Early lesion : marked by exaggeration of the signs of the initial lesion, the presence of lymphocytes below the junctional epithelium where acute inflammation is concentrated, alterations of fibroblasts, greater destruction of gingival collagen fibers and an initial proliferation of basal cells of the junctional epithelium.
Established lesion : In an established lesion, signs of acute inflammation persist: plasma cells predominate, there is accumulation of extravascular immunoglobulins, destruction of collagen fibers continues, there is proliferation, apical migration, and lateral extension of the junctional epithelium, formation of an early periodontal pocket is possible, but there is no appreciable bone destruction.
Advanced lesion : it is typical of periodontitis. The spread of the lesion leads to destruction of the bone and the periodontal ligament
6-Description:
- the soft tissue wall : gingival wall: it is composed of edematous connective tissue , infiltrated with plasma cells, lymphocytes, and leukocytes.
- the hard wall : represented by the dental surfaces.
- pocket contents : pockets contain microorganisms and their products (enzymes, endotoxin, and other metabolic products), dental plaque, gingival fluid, food debris, salivary mucin, desquamated epithelial cells, and leukocytes as well as pus. (purulent pocket)
- the bottom of the pocket : made up of healthy epithelial cells from the residual epithelial attachment which temporarily form the pocket.
7-Pocket danger: the pocket danger is linked to:
-toxicity : the periodontal pocket is a source of infection.
– durability : the presence of the pocket promotes the accumulation of deposits responsible for the inflammation which maintains and deepens the pocket.
-evolution : in the absence of treatment, the deepening of the pocket occurs through progressive destruction of the desmodontal fibers.
-ignorance : because it is not very apparent and generally painless.
8-Treatment of the periodontal pocket: The treatment of the pocket consists of reducing its depth. The methods used are divided into two groups:
– the first is based on non-surgical therapies using initial preparation, and irrigation with antiseptics and antibiotics.

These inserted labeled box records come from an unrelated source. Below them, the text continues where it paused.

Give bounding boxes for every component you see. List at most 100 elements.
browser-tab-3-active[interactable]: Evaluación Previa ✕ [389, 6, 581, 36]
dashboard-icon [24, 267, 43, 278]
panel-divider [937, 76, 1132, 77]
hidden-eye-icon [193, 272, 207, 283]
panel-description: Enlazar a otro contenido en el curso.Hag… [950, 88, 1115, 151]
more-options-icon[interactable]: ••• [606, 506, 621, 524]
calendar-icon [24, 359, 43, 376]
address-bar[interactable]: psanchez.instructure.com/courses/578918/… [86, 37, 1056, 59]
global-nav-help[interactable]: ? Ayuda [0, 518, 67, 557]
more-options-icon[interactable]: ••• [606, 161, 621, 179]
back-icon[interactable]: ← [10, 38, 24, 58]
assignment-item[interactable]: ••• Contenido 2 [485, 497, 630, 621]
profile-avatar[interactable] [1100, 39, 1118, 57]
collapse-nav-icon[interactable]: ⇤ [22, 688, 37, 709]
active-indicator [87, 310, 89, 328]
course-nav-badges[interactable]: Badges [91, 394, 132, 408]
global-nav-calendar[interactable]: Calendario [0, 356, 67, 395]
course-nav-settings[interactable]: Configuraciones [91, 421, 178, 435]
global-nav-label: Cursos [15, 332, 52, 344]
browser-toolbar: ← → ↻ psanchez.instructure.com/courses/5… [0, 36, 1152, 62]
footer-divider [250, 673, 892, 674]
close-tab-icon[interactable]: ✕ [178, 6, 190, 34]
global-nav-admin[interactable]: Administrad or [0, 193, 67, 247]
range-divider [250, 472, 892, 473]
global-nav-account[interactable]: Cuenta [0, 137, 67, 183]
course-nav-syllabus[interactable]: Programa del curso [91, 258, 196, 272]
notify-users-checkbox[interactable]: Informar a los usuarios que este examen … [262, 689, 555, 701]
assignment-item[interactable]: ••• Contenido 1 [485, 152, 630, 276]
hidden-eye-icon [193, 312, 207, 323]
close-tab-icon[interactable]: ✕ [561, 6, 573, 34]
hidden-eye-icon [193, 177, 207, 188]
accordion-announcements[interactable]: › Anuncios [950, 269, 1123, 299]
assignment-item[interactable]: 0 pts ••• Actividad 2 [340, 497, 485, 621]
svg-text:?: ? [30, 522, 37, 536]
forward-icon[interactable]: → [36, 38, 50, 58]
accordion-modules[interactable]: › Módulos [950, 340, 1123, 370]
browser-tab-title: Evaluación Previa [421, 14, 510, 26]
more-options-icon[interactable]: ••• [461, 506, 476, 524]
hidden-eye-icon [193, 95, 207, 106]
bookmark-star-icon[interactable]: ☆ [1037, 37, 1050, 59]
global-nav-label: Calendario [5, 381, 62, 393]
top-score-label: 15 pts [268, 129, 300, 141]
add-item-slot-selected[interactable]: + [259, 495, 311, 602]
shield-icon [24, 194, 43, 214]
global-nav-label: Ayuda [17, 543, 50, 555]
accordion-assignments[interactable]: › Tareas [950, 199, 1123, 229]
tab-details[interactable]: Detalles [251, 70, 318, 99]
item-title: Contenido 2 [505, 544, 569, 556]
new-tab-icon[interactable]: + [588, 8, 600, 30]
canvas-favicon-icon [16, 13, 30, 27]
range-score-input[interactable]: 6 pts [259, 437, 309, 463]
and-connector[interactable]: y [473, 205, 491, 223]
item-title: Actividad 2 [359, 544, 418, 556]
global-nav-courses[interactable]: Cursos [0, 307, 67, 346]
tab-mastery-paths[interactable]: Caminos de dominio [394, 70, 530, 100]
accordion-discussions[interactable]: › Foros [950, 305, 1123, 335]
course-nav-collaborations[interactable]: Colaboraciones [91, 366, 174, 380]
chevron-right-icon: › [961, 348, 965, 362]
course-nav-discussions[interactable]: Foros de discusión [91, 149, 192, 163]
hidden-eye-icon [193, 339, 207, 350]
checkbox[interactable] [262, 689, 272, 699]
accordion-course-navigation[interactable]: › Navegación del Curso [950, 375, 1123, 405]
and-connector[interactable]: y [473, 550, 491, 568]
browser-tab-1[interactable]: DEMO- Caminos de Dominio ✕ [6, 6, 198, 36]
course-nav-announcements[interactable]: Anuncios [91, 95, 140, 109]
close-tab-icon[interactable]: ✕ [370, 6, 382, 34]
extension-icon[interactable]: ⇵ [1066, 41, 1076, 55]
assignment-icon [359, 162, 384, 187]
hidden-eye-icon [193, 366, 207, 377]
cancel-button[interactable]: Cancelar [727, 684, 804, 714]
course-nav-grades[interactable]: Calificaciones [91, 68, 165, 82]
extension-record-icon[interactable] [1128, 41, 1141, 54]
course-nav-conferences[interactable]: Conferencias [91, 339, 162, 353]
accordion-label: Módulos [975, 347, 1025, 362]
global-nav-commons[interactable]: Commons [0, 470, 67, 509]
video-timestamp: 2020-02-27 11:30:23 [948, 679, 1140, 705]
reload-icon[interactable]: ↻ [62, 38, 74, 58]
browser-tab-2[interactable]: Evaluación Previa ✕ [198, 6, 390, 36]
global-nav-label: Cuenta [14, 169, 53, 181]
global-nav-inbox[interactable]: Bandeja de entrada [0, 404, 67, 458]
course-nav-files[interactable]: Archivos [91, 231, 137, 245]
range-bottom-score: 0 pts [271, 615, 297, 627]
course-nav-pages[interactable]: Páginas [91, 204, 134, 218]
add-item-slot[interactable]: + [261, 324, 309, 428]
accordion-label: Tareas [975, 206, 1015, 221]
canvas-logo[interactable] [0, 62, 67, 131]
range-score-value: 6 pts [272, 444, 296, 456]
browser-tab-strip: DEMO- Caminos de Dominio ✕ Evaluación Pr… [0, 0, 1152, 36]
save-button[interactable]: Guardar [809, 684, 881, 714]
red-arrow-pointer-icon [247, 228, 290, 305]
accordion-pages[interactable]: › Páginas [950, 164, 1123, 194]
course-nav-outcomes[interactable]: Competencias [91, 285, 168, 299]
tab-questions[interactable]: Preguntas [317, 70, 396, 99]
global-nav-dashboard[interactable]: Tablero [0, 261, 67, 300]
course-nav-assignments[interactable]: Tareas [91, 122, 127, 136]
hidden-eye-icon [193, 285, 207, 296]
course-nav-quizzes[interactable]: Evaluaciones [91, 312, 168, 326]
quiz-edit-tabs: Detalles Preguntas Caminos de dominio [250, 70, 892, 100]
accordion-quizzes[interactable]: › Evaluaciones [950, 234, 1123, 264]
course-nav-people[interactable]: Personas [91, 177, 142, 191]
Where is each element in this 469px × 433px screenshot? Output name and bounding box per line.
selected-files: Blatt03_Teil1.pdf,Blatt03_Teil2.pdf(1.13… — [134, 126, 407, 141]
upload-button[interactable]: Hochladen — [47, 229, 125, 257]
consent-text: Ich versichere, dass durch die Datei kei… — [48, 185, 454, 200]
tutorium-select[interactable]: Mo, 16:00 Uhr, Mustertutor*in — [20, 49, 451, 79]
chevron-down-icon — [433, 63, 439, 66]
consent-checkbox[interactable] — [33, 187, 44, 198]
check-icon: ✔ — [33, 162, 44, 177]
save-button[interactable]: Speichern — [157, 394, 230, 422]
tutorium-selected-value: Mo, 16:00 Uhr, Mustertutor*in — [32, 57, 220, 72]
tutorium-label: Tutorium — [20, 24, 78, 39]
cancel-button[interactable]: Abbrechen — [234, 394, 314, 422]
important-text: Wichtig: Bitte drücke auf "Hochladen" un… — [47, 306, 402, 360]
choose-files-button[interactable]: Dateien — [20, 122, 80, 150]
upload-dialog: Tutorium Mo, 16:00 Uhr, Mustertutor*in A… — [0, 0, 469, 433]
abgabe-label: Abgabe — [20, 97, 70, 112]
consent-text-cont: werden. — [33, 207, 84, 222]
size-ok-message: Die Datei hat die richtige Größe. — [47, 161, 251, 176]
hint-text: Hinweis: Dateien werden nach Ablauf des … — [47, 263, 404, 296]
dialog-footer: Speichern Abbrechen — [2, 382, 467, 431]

– the 2nd group uses surgical therapies such as gingivectomy and flap surgery.
The periodontal pocket
-Conclusion :
The prevention of gingivitis and periodontitis by avoiding their onset and treating them in their early stages constitutes the major objective of periodontics.
Bibliography:
-EAPAWLAK and Ph.M.HOAG manual of periodontology MASSON Paris Barcelona Milan Mexico 1988
-Irving GLICKMAN Clinical periodontology prevention, diagnosis and treatment of periodontal diseases in the context of general dentistry.